Our AI continuously learns from each interaction. It remembers user preferences, milestones, and habits. This learning mechanism personalizes future interactions, making each conversation more relevant and tailored to the individual user. We use Retrieval-Augmented Generation (RAG) for continuous learning about the user. Memory agents extract useful information (such as user’s hobbies, preference, key events, etc.) from conversation messages, which is then uploaded to Azure AI Search and Blob Storage for future reference. During conversation, Document Reading Agent can execute semantic searches of user data, ensuring personalized responses.

Challenges we ran into & Accomplishments that we're proud of

Real-time responsiveness was difficult. Integrating multiple agents was complex. At times, we doubted the emotional capabilities of our AI. Throughout our journey, we learned a great deal about Azure’s AI and cloud services, which empowered us to integrate advanced features like the speech-to-speech pipeline and continuous learning systems. Azure’s robust infrastructure made it possible to create a seamless and efficient platform that powers Zelta’s dynamic interactions.
Designing a pipeline for multiple agents to continuously learn and refine the responses and monitoring the responses are also challenging. We tested different packages from Autogen and compared their responses, but integrating them is still a challenge. So we built new tools to help agents better retrieve the relevant information and context for building the responses.
We also leveraged GitHub Copilot during development, which significantly accelerated our coding process and simplified complex tasks, allowing us to focus on innovation. Paired with VS Code, we had an intuitive and efficient environment for collaborative development, streamlining our workflow.
When working with Three.js to create interactive 3D visuals, Copilot was particularly helpful in debugging complex issues. These 3D visuals enable users to customize their AI companion in real-time, adding a visually immersive and engaging layer to the Zelta experience.

What's next for Zelta

We are now working on integrating real-time mood detection based on voice analysis. Going beyond mood detection in voice analysis by incorporating facial recognition (via video input) and text sentiment analysis will enhance Zelta’s ability to respond to users’ emotions in a more nuanced and empathetic way. Also, we aim to allow users to shape Zelta’s personality traits (e.g., humor, formality, empathy levels) to suit individual preferences.

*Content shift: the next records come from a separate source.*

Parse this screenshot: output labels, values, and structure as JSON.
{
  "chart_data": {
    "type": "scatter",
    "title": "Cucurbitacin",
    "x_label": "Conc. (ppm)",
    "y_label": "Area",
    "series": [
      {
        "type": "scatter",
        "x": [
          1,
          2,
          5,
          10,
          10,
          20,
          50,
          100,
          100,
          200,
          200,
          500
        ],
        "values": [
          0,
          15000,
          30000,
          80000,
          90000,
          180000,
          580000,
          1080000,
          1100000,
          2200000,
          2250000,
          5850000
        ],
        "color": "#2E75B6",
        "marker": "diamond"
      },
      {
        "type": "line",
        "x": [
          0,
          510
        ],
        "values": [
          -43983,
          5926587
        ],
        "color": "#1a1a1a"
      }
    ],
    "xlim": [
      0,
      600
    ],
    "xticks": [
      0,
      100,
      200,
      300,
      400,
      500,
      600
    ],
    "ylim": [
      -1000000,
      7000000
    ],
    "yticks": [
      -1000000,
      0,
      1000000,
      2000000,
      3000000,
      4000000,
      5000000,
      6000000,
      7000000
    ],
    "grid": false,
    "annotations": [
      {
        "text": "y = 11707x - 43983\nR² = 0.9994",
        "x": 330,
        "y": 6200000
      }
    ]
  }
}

We also aim to improve system latency to ensure real-time, smoother and faster interactions. Optimizing backend processes and refining our infrastructure are key priorities.

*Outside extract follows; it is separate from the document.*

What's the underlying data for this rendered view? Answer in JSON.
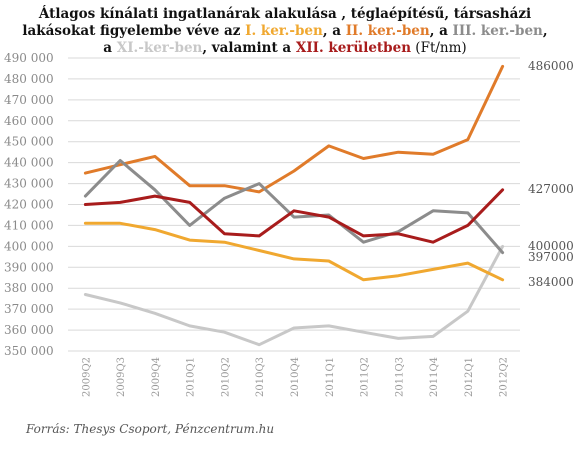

On the frontend, we plan to add more features to enhance user experience. This includes improved customization options for AI companions, interactive 3D environments, and a more intuitive interface. These updates will make Zelta more engaging and user-friendly. In the near future, we would like to introduce gesture recognition to allow users to interact with Zelta via body language or hand movements.

Our goal is to continuously innovate and make Zelta the ultimate AI companion, closer to reality.